Miguel Rentería, associate professor of computational neurogenomics at the Queensland Institute of Medical Research (QIMR Berghofer) in Australia and principal investigator of the Nature Genetics study said: “There is strong evidence that ADHD and Parkinson’s have a biological basis, and this research is a necessary step toward understanding and possibly treating these conditions more effectively. Our findings suggest that genetic influences underlying individual differences in brain structure may be fundamental to understanding the underlying causes of brain-related disorders.”
The study investigated in detail the volume of key deep brain structures such as the brainstem, hippocampus, amygdala, thalamus, nucleus accumbens, putamen, caudate nucleus, globus pallidus and ventral diencephalon.
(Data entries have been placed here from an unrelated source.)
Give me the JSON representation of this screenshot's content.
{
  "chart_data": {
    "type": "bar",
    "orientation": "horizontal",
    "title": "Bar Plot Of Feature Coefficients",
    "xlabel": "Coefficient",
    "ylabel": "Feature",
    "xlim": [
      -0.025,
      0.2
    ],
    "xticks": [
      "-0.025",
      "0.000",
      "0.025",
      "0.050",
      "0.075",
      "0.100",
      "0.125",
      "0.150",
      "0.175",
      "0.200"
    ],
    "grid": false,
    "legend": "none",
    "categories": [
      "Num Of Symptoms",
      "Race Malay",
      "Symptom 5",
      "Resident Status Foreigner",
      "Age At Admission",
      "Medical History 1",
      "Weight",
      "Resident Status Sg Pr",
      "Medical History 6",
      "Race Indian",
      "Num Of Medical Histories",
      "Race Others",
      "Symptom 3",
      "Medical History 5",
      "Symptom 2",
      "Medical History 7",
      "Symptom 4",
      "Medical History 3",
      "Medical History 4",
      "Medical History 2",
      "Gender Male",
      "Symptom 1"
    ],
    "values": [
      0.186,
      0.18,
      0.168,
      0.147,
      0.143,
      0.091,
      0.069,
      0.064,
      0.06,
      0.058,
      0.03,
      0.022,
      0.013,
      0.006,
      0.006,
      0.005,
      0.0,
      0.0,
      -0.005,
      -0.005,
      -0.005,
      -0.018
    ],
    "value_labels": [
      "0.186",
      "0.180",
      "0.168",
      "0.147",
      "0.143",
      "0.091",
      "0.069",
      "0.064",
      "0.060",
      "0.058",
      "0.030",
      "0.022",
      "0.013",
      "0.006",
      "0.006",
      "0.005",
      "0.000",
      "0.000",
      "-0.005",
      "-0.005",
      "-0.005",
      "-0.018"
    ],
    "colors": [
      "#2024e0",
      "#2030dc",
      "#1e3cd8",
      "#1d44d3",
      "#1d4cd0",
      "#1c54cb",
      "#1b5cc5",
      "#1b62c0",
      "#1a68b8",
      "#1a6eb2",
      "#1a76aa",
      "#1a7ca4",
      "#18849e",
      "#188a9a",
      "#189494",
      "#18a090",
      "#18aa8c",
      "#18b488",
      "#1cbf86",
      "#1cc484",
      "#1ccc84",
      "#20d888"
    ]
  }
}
The analyzed subcortical structures are essential for a wide range of brain functions, from the formation of memories and the processing of emotions, to the control of movement and the response to environmental stimuli. The GWAS identified 254 genetic variants associated with brain volume in these regions, explaining up to 10% of the observed differences in brain volume between study participants.
While previous studies have emphasized the role of certain brain regions in diseases such as Parkinson’s, this new research makes a significant contribution by identifying specific genetic variants that influence the size and shape of these regions, thus providing a stronger genetic basis for understanding these diseases.
“This work, for the first time, pinpoints where these genes act in the brain”providing information for future interventions, said Thompson, who is also a professor of ophthalmology, pediatrics, neurology, psychiatry and behavioral sciences, radiology, biomedical engineering and electrical engineering at the Keck School of Medicine.
The researchers point out that while the study results are promising, they only indicate a correlation between genes and brain volume, not a causal relationship. Further studies are needed to confirm whether these genes play a direct role in disease occurrence.